In framing HIM as a culture of production, our goal is to understand the actors involved in the work arrangements that promote misinformation and to engage in a detailed study on challenging moral issues involving “complicity and collusion” in our media ecosystem (Silverstone Reference Silverstone2007). By subverting expectations of people about who exactly paid disinformers are, we critique the workings of the system at large and the different levels of responsibility at play. We hope this approach contributes to broader debates about the political value of representing perpetrators’ narratives, which in media scholar Fernando Canet’s (Reference Canet2019) view can deepen “understand[ing of] both the personal and situational dimensions that could lead a human being to commit such acts [and] help us to determine how to prevent future cases” (15).
Conclusion
In this chapter, we analyze the labor within the Human Infrastructure of Misinformation as heteromated labor through the case study of WhatsApp groups in Brazil and highlight ties with the Governing Knowledge Commons (GKC) framework. On WhatsApp, Brazilian President Jair Bolsonaro benefited from misinformation that was used to garner support and ensure that people felt that he was a popular candidate. While the key to messaging campaigns on social media is often to appeal to an algorithm that will in turn broadcast a message, on WhatsApp there is no algorithmic feed. As such, the pro-Bolsonaro campaign relied on the HIM – specifically, Influencers, the Bolso-Army, and Average Brazilians.

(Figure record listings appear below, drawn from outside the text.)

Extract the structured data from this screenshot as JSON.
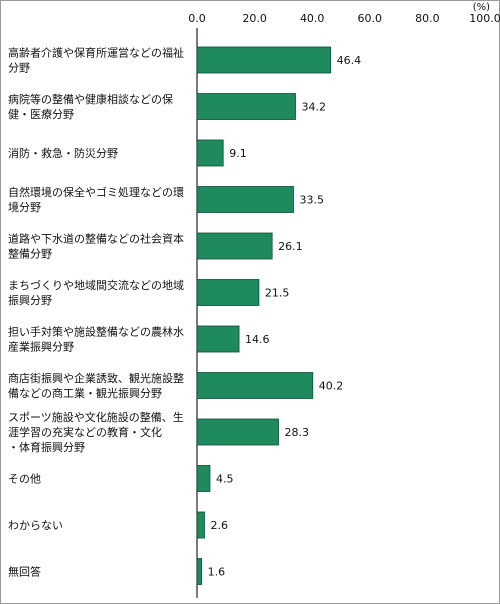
{
  "chart_data": {
    "type": "bar",
    "orientation": "horizontal",
    "unit_label": "(%)",
    "xlim": [
      0,
      100
    ],
    "xticks": [
      "0.0",
      "20.0",
      "40.0",
      "60.0",
      "80.0",
      "100.0"
    ],
    "bar_color": "#1f8a5e",
    "grid": false,
    "categories": [
      [
        "高齢者介護や保育所運営などの福祉",
        "分野"
      ],
      [
        "病院等の整備や健康相談などの保",
        "健・医療分野"
      ],
      [
        "消防・救急・防災分野"
      ],
      [
        "自然環境の保全やゴミ処理などの環",
        "境分野"
      ],
      [
        "道路や下水道の整備などの社会資本",
        "整備分野"
      ],
      [
        "まちづくりや地域間交流などの地域",
        "振興分野"
      ],
      [
        "担い手対策や施設整備などの農林水",
        "産業振興分野"
      ],
      [
        "商店街振興や企業誘致、観光施設整",
        "備などの商工業・観光振興分野"
      ],
      [
        "スポーツ施設や文化施設の整備、生",
        "涯学習の充実などの教育・文化",
        "・体育振興分野"
      ],
      [
        "その他"
      ],
      [
        "わからない"
      ],
      [
        "無回答"
      ]
    ],
    "values": [
      46.4,
      34.2,
      9.1,
      33.5,
      26.1,
      21.5,
      14.6,
      40.2,
      28.3,
      4.5,
      2.6,
      1.6
    ],
    "value_labels": [
      "46.4",
      "34.2",
      "9.1",
      "33.5",
      "26.1",
      "21.5",
      "14.6",
      "40.2",
      "28.3",
      "4.5",
      "2.6",
      "1.6"
    ]
  }
}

The work the HIM performed represented heteromated labor: the influencers provided cognitive and creative labor through their content creation; the Bolso-Army provided communicative and organizing labor by acting as administrators of large group chats and performing repetitive microtasks like forwarding and promoting messages; and the Average Brazilians provided emotional and communicative labor by spreading misinformation and regulating their emotional responses while complying with norms established by the Influencers and the Bolso-Army.
Building on the work of Ong and Cabañes, the chapter also looks at how HIMs emerge from “organizational structures, labor relations, and entrepreneurial subjectivities.” The complex misinformation ecosystem – with Influencers at the top of the pyramid, the Bolso-Army in the middle, and Average Brazilians at the bottom – was formed by an alliance of actors with varying motivations, whether they be for money, fame, ideology, or because they believed the information that they were sharing was true. Developing a further understanding of the HIM and the heteromated labor it employs at both the personal and organizational levels will allow future researchers and policymakers to better understand, and address, misinformation. We hope that future research will continue to address these important topics.